If I may stray briefly into Biblical scholarship, it seems appropriate that such a massive purchase took place via Christie’s. Why? Because it was Jesus Christ himself who said, “It is easier for a camel to go through the eye of a needle than for a rich man to enter the kingdom of God. However, if you happen to have a painting worth, say, $106.5 million, bring it with you and we’ll talk. The Property Committee recently voted to add some ‘zing’ to the Pearly Gates.”
At about five feet by four feet, my new Picasso is big. It’s lovely to look at, too, with pleasing colors and shapes. And it has none of that bitter “old painting” taste when you nibble on a corner – a sign that it’s been well cared for.
“Nude, Green Leaves and Bust” is considered an important work because (a) it was the first to feature Picasso’s French mistress, Marie-Thérèse Walter; (b) he painted it in just one day; and (c) it was among the first of Picasso’s late-career paint-by-numbers pieces.
(Picasso denied using paint-by-numbers, but how else could he create a beautiful five-by-four-foot canvas in just one day? He was good, but that good? I think not.)

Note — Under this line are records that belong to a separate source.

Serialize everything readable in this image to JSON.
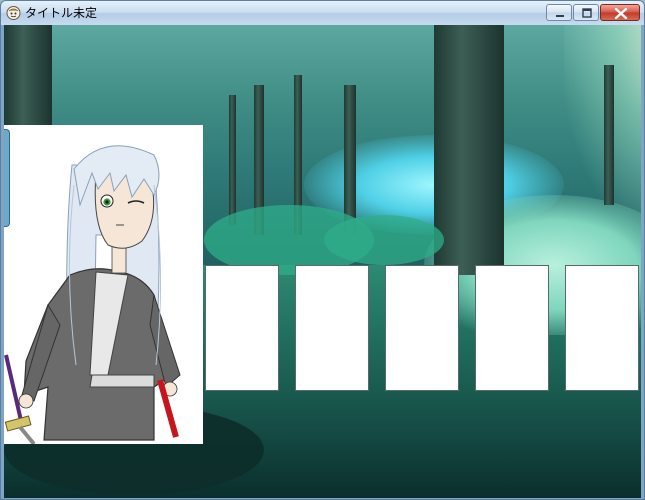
{
  "window": {
    "title": "タイトル未定",
    "controls": {
      "minimize": "minimize",
      "maximize": "maximize",
      "close": "close"
    }
  },
  "scene": {
    "background": "forest",
    "card_slots": [
      {
        "label": ""
      },
      {
        "label": ""
      },
      {
        "label": ""
      },
      {
        "label": ""
      },
      {
        "label": ""
      }
    ]
  },
  "colors": {
    "titlebar": "#c9dcef",
    "close_button": "#c33a2a",
    "forest_teal": "#2f7b79"
  }
}
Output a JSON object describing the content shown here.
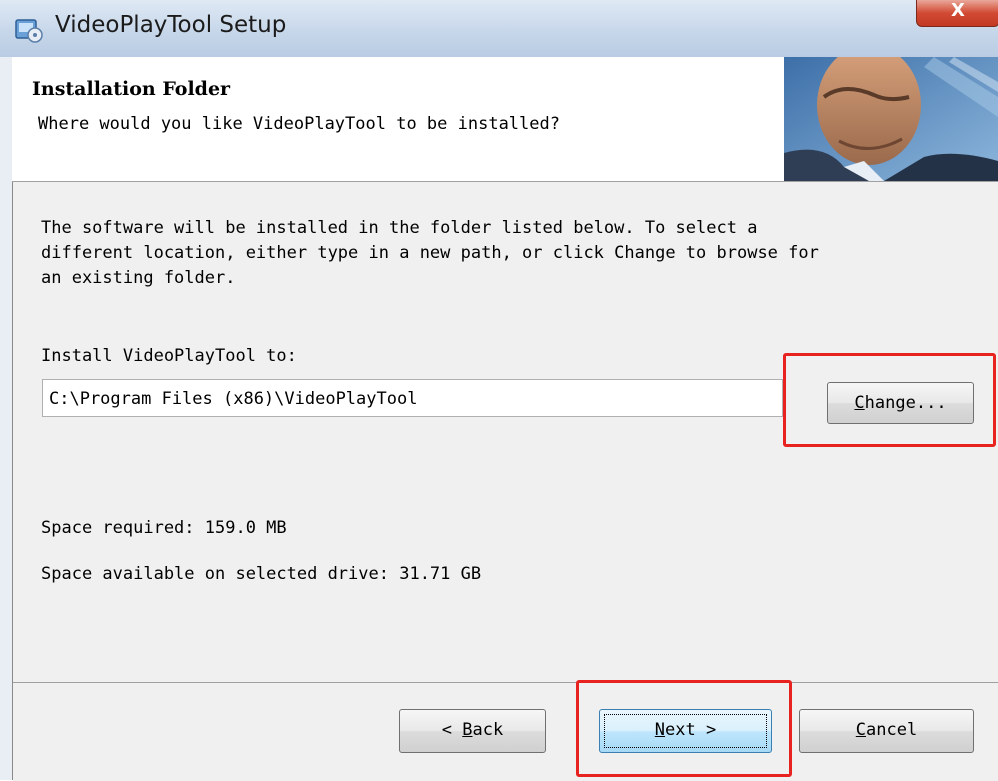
{
  "window": {
    "title": "VideoPlayTool Setup",
    "close_label": "X"
  },
  "header": {
    "title": "Installation Folder",
    "subtitle": "Where would you like VideoPlayTool to be installed?"
  },
  "body": {
    "description": "The software will be installed in the folder listed below. To select a\ndifferent location, either type in a new path, or click Change to browse for\nan existing folder.",
    "install_label": "Install VideoPlayTool to:",
    "install_path": "C:\\Program Files (x86)\\VideoPlayTool",
    "change_button": {
      "mnemonic": "C",
      "rest": "hange..."
    },
    "space_required": "Space required: 159.0 MB",
    "space_available": "Space available on selected drive: 31.71 GB"
  },
  "footer": {
    "back_button": {
      "prefix": "< ",
      "mnemonic": "B",
      "rest": "ack"
    },
    "next_button": {
      "mnemonic": "N",
      "rest": "ext >"
    },
    "cancel_button": {
      "mnemonic": "C",
      "rest": "ancel"
    }
  },
  "annotations": {
    "highlight_color": "#e8231f"
  },
  "icons": [
    "installer-icon",
    "close-icon"
  ]
}
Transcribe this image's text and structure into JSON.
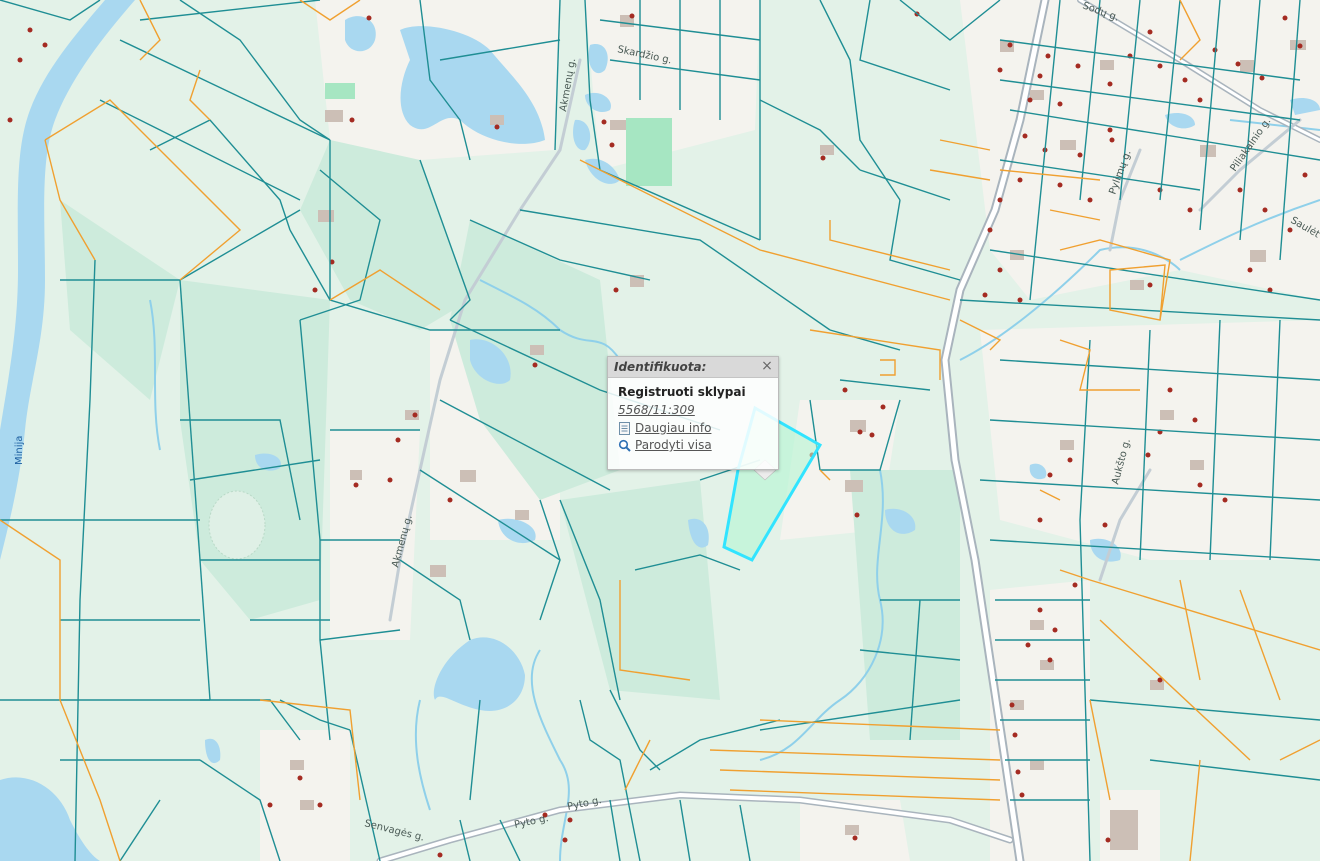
{
  "map": {
    "river_label": "Minija",
    "street_labels": {
      "akmenu": "Akmenų g.",
      "akmenu_north": "Akmenų g.",
      "skardzio": "Skardžio g.",
      "pylimu": "Pylimų g.",
      "piliakalnio": "Piliakalnio g.",
      "sauleteikio": "Saulėt",
      "aukstoji": "Aukšto g.",
      "senvages": "Senvagės g.",
      "pyto_1": "Pyto g.",
      "pyto_2": "Pyto g.",
      "topright": "Sodų g."
    },
    "colors": {
      "water": "#a9d8f0",
      "meadow": "#d3ede0",
      "parcel_line": "#1f8e94",
      "orange_line": "#f0a030",
      "road": "#aab6bf",
      "selection": "#31e4ff",
      "building": "#ccbfb6",
      "house_dot": "#a42b22"
    }
  },
  "popup": {
    "header": "Identifikuota:",
    "close_symbol": "×",
    "title": "Registruoti sklypai",
    "parcel_id": "5568/11:309",
    "more_info": "Daugiau info",
    "show_all": "Parodyti visa"
  }
}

News of my acquisition surprised many, as only a few close friends know that I’ve been collecting fine art for more than 20 years. (As well as quietly collecting dollars by the million.)

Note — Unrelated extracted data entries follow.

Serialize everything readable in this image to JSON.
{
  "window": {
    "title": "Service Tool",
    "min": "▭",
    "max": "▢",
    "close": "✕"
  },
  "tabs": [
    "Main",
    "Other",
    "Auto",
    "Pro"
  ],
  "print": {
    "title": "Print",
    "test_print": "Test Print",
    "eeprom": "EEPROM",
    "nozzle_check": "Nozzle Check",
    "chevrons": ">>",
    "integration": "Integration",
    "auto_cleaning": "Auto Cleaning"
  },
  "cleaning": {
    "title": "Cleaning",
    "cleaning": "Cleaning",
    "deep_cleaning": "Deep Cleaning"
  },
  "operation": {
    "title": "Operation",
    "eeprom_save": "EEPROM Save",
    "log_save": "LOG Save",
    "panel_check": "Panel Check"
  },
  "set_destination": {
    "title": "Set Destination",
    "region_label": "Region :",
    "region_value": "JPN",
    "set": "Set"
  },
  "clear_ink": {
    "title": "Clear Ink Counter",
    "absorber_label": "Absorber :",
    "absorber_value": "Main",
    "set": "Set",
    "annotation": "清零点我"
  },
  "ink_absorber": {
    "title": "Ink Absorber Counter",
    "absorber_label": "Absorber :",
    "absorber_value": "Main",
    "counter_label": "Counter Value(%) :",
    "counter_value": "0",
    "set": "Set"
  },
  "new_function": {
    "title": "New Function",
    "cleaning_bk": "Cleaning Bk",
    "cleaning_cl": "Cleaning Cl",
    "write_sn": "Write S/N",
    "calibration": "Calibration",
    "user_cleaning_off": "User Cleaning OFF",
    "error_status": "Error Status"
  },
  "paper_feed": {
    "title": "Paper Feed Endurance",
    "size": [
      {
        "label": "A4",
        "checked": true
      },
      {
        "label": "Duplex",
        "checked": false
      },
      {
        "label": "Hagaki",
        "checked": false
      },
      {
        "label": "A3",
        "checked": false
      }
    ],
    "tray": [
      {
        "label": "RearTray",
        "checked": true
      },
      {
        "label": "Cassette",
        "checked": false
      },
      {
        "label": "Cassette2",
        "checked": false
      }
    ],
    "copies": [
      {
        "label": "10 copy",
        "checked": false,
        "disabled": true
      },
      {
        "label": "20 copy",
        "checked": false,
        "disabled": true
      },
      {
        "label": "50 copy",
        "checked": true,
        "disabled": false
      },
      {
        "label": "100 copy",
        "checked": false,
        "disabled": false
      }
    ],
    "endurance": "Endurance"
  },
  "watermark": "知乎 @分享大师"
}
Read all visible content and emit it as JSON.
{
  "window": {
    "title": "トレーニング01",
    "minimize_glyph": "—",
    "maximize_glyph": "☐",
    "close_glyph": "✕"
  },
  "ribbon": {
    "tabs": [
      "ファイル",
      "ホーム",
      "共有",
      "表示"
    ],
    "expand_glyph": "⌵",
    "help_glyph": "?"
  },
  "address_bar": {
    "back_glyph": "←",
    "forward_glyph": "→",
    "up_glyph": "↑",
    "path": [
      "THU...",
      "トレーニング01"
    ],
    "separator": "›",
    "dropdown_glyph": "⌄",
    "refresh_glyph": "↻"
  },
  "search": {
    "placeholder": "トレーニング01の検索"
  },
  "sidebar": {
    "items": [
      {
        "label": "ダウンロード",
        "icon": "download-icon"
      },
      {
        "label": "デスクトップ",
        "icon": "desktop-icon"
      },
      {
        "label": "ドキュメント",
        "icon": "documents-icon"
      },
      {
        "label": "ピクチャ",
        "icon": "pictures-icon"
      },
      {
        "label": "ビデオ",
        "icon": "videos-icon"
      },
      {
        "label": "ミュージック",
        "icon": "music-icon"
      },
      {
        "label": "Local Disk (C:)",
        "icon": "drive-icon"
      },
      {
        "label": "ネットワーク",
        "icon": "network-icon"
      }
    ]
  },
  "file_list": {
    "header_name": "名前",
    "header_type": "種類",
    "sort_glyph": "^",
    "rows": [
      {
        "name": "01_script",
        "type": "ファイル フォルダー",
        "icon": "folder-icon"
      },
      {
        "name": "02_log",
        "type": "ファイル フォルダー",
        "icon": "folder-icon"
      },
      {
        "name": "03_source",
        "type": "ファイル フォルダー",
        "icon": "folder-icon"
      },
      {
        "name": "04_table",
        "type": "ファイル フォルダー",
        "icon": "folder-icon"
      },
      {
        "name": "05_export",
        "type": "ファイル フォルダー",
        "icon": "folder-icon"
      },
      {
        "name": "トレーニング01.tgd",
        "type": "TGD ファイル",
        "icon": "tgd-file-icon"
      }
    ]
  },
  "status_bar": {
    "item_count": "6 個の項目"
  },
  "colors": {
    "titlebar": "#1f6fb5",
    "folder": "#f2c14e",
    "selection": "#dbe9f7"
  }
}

My collection is eclectic: Perhaps two dozen “Velvet Elvis” paintings adorn my study. Several versions of “Dogs Playing Poker” create a humorous tone in my game room. In the pool house hang several original Stallones. And my living room walls feature works by Chagall, Monet, van Gogh, and Warhol – each carefully printed off the Web via high resolution ink-jetification.
Why did I buy this painting? Because art shouldn’t remain hidden in the private collections of the super-rich! Art must be shared with the world!

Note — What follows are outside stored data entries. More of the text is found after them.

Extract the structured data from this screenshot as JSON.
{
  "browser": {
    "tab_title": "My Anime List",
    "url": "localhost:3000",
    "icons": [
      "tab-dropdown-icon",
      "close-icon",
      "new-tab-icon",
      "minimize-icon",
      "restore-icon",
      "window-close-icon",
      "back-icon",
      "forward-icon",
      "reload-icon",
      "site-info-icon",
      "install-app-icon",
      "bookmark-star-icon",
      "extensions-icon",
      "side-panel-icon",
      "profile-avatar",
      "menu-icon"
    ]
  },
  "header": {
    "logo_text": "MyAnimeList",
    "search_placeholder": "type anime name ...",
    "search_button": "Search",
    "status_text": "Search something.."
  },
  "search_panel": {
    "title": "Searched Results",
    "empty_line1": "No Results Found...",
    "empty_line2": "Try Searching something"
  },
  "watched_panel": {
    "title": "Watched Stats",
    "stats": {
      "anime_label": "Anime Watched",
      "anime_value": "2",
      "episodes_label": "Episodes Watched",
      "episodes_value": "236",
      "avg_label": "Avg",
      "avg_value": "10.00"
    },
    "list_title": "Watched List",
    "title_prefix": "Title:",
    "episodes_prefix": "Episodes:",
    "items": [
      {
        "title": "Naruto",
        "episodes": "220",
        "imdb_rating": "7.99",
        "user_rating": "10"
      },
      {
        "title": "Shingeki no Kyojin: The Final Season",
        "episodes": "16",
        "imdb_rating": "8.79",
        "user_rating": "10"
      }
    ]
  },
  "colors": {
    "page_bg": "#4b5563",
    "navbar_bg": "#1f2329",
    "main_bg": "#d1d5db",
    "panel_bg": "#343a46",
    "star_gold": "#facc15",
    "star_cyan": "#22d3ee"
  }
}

So, to kick things off, last weekend I took “Nude, Green Leaves and Bust” to Manhattan and propped it on a chair at several popular bars and nightspots.
WOMAN (shocked): Is that a Picasso? The one that sold for $106.5 million?
ME (smiling): Why yes, it is. Do you like it? Care to join me for a Tab with lemon?
WOMAN (shaking head): What kind of idiot brings an original Picasso to a bar? Moron.
ME (picking up my Picasso): No Tab for you! Or lemon!
When it’s not out in the world, where will I hang my Picasso? Not sure. But never again will it remain unattended in my foyer and used as a scratching post by my cats – like it was a few nights ago.
In classic do-it-yourself style, I quickly repaired the painting using spackle, duct tape, primer, and a dried-out watercolor paint set. I now call it, “Nude, Green Leaves, Bust, Rorschach Blot, Thin Vertical Stripes and Tab-With-Lemon Stain.”
So, what’s next on my list? Well, before my historic purchase, my personal fortune totaled exactly $106,500,043. That leaves me with just $43. Fortunately, my new Picasso is large enough to serve as the roof of the tin shanty where I’ll soon be living. Just like the average American.
Bill Shein was surprised to learn that Picasso’s full name is, “Pablo Diego José Francisco de Paula Juan Nepomuceno María de los Remedios Cipriano de la Santísima Trinidad Ruiz y Picasso.” Which explains why he signed his paintings with only his last name.